The following construction has complexity 30.

1. Construct 3x3 grid.

   1. Construct the middle point K of line segment AB. You can prove this by Ceva's theorem.
      Choose any point H on line CD. AHBCI ACBHJ ABIJK
      

   2. Simply construct the center of the square and the other middle points of each side.
      ACBDL ACDKM ADBMN CDKLO BCLNP
      

2. Construct the parallel line and the perpendicular line of line EF through point L.

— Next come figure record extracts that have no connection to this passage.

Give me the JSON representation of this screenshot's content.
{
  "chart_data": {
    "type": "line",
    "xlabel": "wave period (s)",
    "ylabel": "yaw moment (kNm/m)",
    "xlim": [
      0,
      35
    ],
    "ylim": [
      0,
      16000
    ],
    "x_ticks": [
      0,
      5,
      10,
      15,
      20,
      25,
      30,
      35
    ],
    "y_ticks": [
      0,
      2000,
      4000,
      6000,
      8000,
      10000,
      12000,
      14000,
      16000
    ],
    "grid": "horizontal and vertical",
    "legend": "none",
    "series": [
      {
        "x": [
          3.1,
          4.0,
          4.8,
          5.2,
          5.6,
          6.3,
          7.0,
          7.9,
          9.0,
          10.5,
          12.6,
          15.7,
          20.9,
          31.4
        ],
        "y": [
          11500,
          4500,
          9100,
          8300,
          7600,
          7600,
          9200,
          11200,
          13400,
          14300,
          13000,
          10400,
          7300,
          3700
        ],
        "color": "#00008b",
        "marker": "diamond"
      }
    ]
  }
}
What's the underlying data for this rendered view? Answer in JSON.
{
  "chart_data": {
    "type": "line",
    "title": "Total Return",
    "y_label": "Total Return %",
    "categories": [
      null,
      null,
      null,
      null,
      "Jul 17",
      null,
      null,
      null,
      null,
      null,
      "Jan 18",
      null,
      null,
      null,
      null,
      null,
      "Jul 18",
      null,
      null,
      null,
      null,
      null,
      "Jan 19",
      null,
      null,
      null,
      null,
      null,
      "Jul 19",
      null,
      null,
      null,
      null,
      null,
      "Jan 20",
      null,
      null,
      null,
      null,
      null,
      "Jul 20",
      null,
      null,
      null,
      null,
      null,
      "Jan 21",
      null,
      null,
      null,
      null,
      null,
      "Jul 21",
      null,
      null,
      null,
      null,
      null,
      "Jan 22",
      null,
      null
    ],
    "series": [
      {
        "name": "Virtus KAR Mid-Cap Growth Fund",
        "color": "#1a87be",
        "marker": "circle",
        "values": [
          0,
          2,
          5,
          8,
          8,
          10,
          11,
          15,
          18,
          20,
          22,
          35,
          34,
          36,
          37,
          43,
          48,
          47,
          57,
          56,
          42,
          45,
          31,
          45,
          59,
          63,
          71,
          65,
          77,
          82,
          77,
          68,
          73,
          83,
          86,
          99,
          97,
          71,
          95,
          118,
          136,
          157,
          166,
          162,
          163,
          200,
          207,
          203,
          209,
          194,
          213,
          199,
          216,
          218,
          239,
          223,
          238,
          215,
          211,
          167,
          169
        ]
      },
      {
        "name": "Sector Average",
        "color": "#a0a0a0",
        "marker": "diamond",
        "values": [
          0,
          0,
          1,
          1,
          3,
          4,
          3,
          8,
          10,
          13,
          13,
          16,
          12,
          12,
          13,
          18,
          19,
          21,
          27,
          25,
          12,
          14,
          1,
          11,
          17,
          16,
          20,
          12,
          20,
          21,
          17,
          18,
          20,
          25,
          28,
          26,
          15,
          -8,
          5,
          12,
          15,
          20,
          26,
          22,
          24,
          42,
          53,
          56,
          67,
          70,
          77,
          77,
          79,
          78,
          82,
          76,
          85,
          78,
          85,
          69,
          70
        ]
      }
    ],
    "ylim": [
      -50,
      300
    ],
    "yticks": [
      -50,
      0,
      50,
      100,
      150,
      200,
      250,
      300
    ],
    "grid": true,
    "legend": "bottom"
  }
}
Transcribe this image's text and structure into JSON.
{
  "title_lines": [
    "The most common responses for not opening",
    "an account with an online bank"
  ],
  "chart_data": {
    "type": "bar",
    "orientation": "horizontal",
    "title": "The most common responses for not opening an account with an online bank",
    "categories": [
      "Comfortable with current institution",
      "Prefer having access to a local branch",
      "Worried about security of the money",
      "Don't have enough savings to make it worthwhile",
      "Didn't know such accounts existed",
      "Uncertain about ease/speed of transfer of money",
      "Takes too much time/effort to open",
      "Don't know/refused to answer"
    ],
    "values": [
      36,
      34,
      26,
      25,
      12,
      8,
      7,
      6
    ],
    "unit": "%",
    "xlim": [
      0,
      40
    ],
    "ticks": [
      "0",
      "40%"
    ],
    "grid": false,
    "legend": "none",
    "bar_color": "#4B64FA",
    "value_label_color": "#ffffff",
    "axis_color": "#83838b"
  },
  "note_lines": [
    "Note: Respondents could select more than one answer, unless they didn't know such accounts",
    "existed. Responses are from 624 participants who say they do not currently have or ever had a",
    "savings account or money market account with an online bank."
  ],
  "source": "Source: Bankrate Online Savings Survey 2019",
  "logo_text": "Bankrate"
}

   1. Construct the perpendicular bisector RS of line segment LQ to construct the symmetric line LU of line EF about line RS.
      ACEFQ BQKPR DQNOS EFRST ABLTU
      

   2. Construct the perpendicular line LW of line EF through point L by making it symmetric to LU about LN.
      CUNPV BVCDW ABLWX
      

   3. Construct the line of line EF through point L.
      ACNUY ADKYZ
      

3. Construct the perpendicular line of line EF through G by making c symmetric to G about line LZ.
   GWLZa GXLZb WbXac EFGcd
   

And here is the result. It's really complex.

• The complexity of a construction can be described by the quantity of points.
• XYZUV is short for "creating point $V$ which is the intersection of line $XY$ and $ZU$".
• Notice that points can be in either capital and lowercase letters.